Questo impianto rappresenta un risultato che colloca il presidio ospedaliero vibonese tra le prime strutture sanitarie, in Italia e nel mondo, ad adottare questa innovazione
È la dimostrazione concreta che, anche in una sanità spesso raccontata soltanto per le sue criticità, esistono professionalità capaci di portare innovazione, competenza e speranza.
È il caso dell’importante traguardo raggiunto dall’Unità Operativa di Cardiologia dell’Ospedale “G. Jazzolino” di Vibo Valentia, dove è stato impiantato, per la prima volta, il più piccolo elettrocatetere transvenoso da defibrillazione oggi disponibile al mondo, una tecnologia di ultimissima generazione destinata ai pazienti a rischio di morte cardiaca improvvisa. Un risultato che colloca il presidio ospedaliero vibonese tra le prime strutture sanitarie, in Italia e nel mondo, ad adottare questa innovazione.
Una notizia da accogliere con sincero compiacimento.
Da anni raccontiamo le difficoltà della sanità calabrese e, in particolare, di quella vibonese. Proprio per questo riteniamo doveroso dare il giusto risalto a quei successi che dimostrano come, quando si investe nelle persone e nelle competenze, anche un ospedale spesso al centro delle cronache per le sue carenze possa diventare protagonista dell’innovazione.
Il merito va certamente all’intera équipe della Cardiologia, ma non possiamo nascondere la soddisfazione nel vedere ancora una volta protagonista il dottor Michele Comito, direttore della Cardiologia e dell’UTIC dello Jazzolino.

ViViPress ha sempre espresso stima nei confronti del dottor Comito, non soltanto per le sue riconosciute qualità professionali, ma anche per quelle umane. Chi lo conosce sa bene quanto il suo modo di vivere la professione sia caratterizzato da disponibilità, equilibrio e attenzione verso il paziente, qualità che rappresentano un valore aggiunto in un settore delicato come quello della cardiologia.
L’impianto del nuovo dispositivo rappresenta un significativo passo avanti nella prevenzione della morte cardiaca improvvisa.

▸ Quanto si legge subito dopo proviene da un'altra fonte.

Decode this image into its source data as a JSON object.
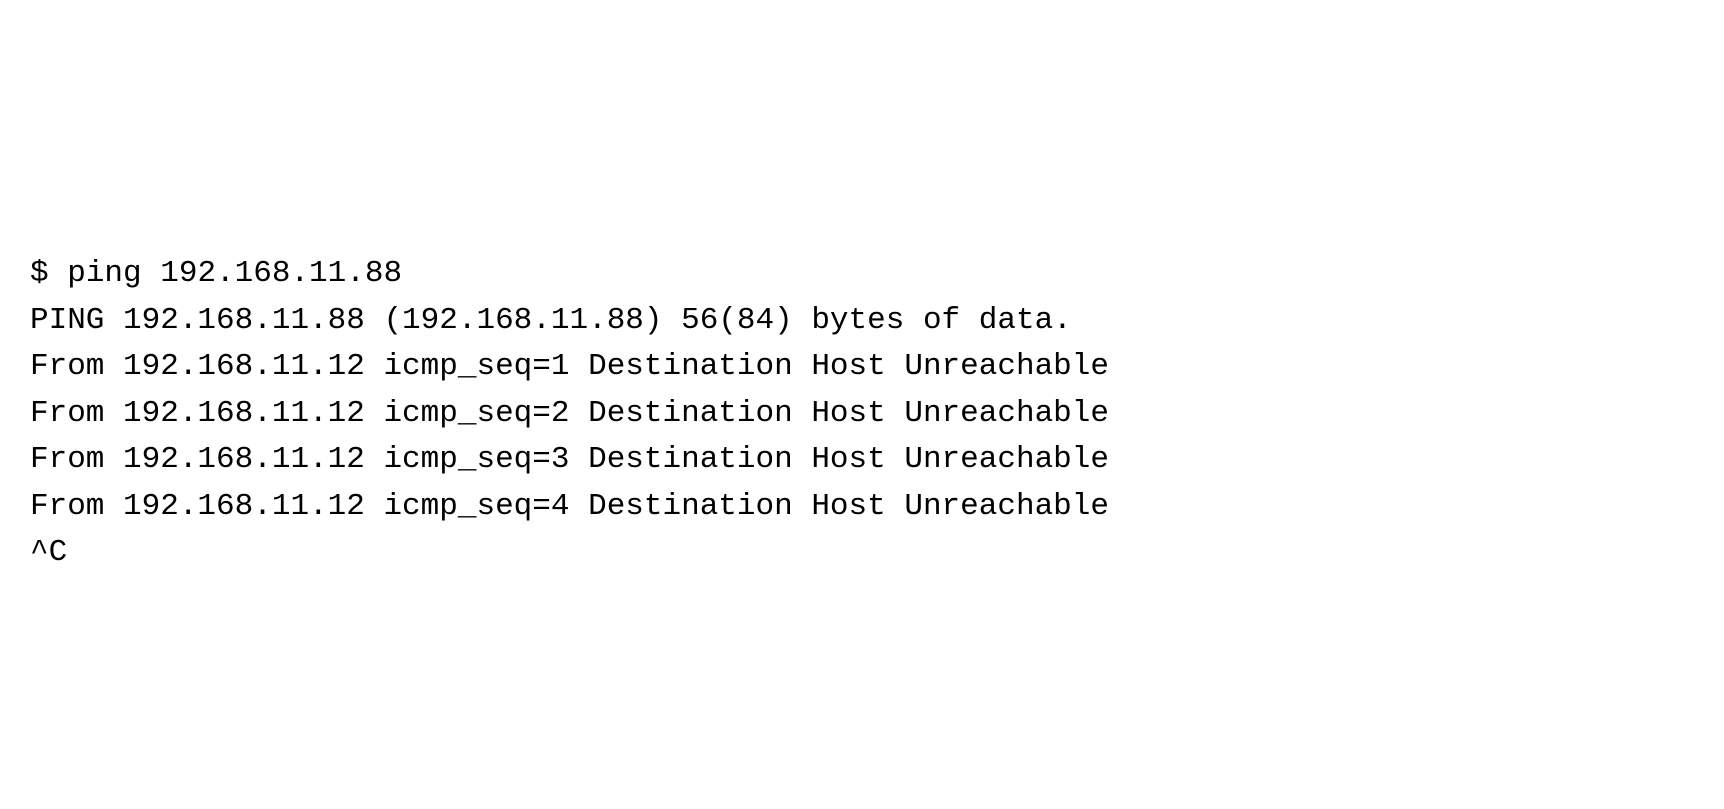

Grazie ad un diametro di appena 1,5 millimetri e ad una tecnologia innovativa, il nuovo elettrocatetere consente una maggiore affidabilità e una riduzione delle possibili complicanze rispetto ai sistemi tradizionali.
«La nostra équipe ha eseguito con successo l’impianto in un paziente a rischio di morte cardiaca improvvisa», ha dichiarato Michele Comito, sottolineando come questa tecnologia permetta un posizionamento più selettivo dell’elettrodo e confermando che «il settore della cardiostimolazione dell’ospedale di Vibo Valentia si mantiene ancora una volta al passo con i tempi e con le più aggiornate tecnologie d’intervento».
Parole che non suonano come un punto di arrivo, ma come la conferma di un percorso costruito negli anni grazie all’impegno di professionisti che hanno scelto di lavorare nel nostro territorio senza rinunciare all’eccellenza.
Per questo il risultato assume un significato che va oltre il successo tecnico. È il segnale che anche a Vibo Valentia si può fare medicina di alto livello, offrendo ai cittadini cure sempre più avanzate senza costringerli a cercare altrove risposte ai propri bisogni di salute.
È la dimostrazione che la buona sanità esiste e che, quando viene sostenuta da professionisti di valore, riesce a restituire fiducia ad un territorio che troppo spesso si sente penalizzato.
Oggi, dunque, è giusto parlare di un’eccellenza tutta vibonese. Ed è altrettanto giusto riconoscere il lavoro di chi, come Michele Comito e la sua équipe, continua a dimostrare che competenza, aggiornamento scientifico e passione possono fare dello Jazzolino un punto di riferimento sempre più autorevole per la cardiologia calabrese.